Aid sent to Iraqi refugees
BAGHDAD — The U.N. refugee agency said Friday it was rushing aid to thousands of Christians who fled a northern Iraqi city, while a prominent Shiite cleric appealed for unity as lawmakers consider a U.S.-Iraq security deal.
Some 13,000 Christians have been chased away by threats and extremist attacks in Mosul this month, said Ron Redmond, spokesman for the U.N. High Commissioner for Refugees.
That number is over half the community in a city where Christians have lived since the early days of the religion.
"Many left with little money and need help," Redmond told reporters in Geneva, where the agency is headquartered.
He recounted the story of a Christian nurse who told his agency the threats started months ago with phone calls, letters and messages left on doors.
Another woman said she fled when she heard of a Christian who was murdered.
"We were the hard core that never wanted to leave Iraq, even with the tense environment," the woman, who fled to Syria, was quoted by the agency as saying.

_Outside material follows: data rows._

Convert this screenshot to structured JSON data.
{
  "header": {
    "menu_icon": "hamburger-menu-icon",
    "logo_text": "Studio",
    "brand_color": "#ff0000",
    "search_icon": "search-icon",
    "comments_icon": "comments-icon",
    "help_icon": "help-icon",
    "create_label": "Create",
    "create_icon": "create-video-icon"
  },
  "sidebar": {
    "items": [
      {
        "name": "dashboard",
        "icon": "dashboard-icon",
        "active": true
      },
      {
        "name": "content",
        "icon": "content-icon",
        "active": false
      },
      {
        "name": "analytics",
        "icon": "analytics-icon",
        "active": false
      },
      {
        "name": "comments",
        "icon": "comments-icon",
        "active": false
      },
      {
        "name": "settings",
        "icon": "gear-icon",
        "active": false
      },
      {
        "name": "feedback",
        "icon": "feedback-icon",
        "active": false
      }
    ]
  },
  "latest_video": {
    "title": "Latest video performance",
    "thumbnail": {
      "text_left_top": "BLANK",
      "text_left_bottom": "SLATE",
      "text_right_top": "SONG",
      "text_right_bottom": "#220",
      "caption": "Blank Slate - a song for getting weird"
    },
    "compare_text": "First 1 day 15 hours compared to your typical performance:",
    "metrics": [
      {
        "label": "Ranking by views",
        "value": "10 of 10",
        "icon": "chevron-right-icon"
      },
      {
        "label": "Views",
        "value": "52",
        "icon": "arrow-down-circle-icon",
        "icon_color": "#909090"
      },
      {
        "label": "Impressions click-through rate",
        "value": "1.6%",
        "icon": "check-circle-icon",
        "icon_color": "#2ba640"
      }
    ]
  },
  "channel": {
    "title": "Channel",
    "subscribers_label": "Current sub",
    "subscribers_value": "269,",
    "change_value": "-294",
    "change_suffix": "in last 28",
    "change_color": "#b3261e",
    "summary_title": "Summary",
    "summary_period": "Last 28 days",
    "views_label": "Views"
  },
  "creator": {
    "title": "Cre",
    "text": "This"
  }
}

The agency has delivered relief supplies to more than 1,700 Christian families now displaced in the north of the country, Redmond said. Most are living in churches, monasteries and the homes of relatives in nearby Christian villages and towns.
No group has claimed responsibility, but Sunni extremists are believed to be behind the campaign, which is taking place despite U.S.-Iraqi operations aimed at routing insurgents from remaining strongholds north of the capital.
Attacks against Christians and other minorities had tapered off amid a drastic decline in overall violence nationwide, before picking up again this month.
In Baghdad, meanwhile, a hardline Shiite cleric and lawmaker called for rational debate on a draft U.S.-Iraqi security pact that would give the United States a legal basis for keeping its forces in Iraq for three more years.